Format of the document

  • The font: Trebuchet MS.
  • The font size: 10 for the whole text except the TITLE (Font size 14).
  • Space: single (before: 0 & after: 0).
  • The abstract should be structured abstract (with headings such as: Introduction, Methods, Results, Conclusion).
  • References are not allowed in the abstracts.
  • Maximum words for the abstract is 250 words.

Title

  • The title should be concise and descriptive and preferably not exceed fifteen words.
  • Unless absolutely necessary, scientific names and formulae should be excluded in the title.

Author(s)

  • Authors name should be written as the First Name, Middle Name(s) (Initial(s) only) and Last (Sur-) Name, along with the highest qualification (e.g., MBBS, MD, MPH, DrPH, PhD) after a comma.
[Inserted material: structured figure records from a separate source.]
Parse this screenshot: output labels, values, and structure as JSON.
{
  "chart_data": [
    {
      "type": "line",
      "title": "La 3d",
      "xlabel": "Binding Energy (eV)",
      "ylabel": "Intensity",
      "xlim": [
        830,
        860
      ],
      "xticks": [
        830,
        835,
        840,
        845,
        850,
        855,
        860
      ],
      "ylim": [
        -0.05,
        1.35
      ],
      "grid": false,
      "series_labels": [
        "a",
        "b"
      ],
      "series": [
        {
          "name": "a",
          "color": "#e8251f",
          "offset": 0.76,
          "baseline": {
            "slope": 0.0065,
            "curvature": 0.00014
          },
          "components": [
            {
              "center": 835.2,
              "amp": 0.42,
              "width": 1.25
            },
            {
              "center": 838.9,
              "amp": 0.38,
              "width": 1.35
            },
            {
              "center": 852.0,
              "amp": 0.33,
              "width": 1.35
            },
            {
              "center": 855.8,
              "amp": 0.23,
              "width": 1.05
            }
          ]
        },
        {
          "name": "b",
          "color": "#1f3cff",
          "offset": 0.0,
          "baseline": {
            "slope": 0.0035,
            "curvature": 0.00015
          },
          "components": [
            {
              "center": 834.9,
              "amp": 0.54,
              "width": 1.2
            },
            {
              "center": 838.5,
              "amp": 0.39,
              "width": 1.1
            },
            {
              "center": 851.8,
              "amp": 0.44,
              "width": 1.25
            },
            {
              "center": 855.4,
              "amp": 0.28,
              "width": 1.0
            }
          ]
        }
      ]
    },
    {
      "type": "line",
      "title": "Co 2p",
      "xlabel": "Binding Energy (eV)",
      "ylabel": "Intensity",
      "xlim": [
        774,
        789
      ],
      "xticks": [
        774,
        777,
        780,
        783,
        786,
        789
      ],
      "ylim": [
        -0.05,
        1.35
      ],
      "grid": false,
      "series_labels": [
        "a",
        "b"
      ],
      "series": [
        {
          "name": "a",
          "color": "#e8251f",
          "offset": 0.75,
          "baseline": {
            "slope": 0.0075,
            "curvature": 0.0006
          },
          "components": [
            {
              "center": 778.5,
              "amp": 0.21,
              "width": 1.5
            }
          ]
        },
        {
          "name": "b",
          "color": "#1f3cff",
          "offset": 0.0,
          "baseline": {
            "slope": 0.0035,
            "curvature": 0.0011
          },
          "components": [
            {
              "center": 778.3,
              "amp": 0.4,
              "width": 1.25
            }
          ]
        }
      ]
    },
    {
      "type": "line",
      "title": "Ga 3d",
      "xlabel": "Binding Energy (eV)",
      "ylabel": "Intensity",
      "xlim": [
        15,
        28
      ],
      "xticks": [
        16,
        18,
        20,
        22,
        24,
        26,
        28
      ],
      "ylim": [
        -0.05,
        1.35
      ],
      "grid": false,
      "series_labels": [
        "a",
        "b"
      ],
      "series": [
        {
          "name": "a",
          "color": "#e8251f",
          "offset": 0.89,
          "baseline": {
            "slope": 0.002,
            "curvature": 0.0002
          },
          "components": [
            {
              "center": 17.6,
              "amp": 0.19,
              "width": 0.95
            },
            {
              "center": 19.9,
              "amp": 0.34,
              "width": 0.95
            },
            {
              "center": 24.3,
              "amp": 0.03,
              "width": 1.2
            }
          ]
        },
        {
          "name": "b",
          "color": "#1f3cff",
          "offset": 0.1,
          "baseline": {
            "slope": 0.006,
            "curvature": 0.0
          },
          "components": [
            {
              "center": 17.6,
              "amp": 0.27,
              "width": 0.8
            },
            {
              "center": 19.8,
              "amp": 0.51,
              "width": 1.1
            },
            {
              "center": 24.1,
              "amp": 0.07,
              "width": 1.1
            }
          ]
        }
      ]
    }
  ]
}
If there is more than one affiliation for all the authors, then the affiliation should be indicated with a superscript number, which should corresponds to the numbering in the affiliation section.
  • Separate each author’s name, qualification and affiliation with a comma.

Corresponding author

  • Provide the name and email of the corresponding author.

Affiliation(s)

  • Information to be included for the affiliation is Name of the Institution, City and Country. Please do not include the full address, i.e., there should not be a street name, postcode, etc.
  • If there is more than one affiliation for all the authors, number the affiliation as it appears in relation to the authors. Indicate the corresponding affiliation with the same superscript number in the author’s name

Abstract

  • The abstract should be written in the IMRaD format with the following headings – Introduction, Methods, Results and Discussion. The headings should be written in uppercase and in-bold
  • The maximum number of words allowed in an abstract is 250.

Keywords

  • Provide 3 to 5 keywords that will assist indexers in cross-indexing the article.

Example for Abstract Format to be uploaded

WHY DID THEY START SMOKING AT YOUNG AGE?

Zaliha Ismail, PhD1, Mariam Mohamad, MPH1, Nur Afiah Mohd Zulkefli2

1Population Health and Preventive Medicine Discipline, Faculty of Medicine, Universiti Teknologi MARA, 2Department of Community Health, Faculty of Medicine and Health Sciences, Universiti Putra Malaysia, Malaysia 

ABSTRACT

INTRODUCTION: Age of smoking initiation will greatly influence smoking prevalence in the country. Studies have shown most young people from lower socioeconomic status who regularly smoke will continue to smoke throughout adulthood. This study aims to describe the characteristics of early age smoker and reasons for initiating smoking among the lower socioeconomic community in urban settlements. METHODS: A cross-sectional study with face to face interview was conducted in October 2015. RESULTS: Among 102 young smokers with a mean (SD) age 14.5 (3.01), 87.3% were males and 12.7% females. The mean (SD), household income per month, was RM1539.00 (RM812.20). The mean (SD) age of started smoking was 11.8 (2.76). They smoked almost five cigarettes per day (mean (SD) = 4.7 (4.1)). Nearly 40% (39.2%) of the young smoker attained non-formal or lower education level, 32.4% higher secondary or tertiary and 29% lower secondary education. Majority of them (66.7%) stayed together with their parent, and 43.1% of their both parents were working. Most (47.1%) of the young smoker also had tried vaping. Even though 92.2% of them are Muslims, only 10.8% performed regular Islamic prayer. We found that the topmost described curiosity (69.6%), peer influenced (65.7%) as well as to fit in with friends (52.0%) as the factors that contribute to their decision to initiate smoking. DISCUSSION: Therefore, tackling and handlings the issues of curiosity and peer influence are an important element in a smoking prevention programs.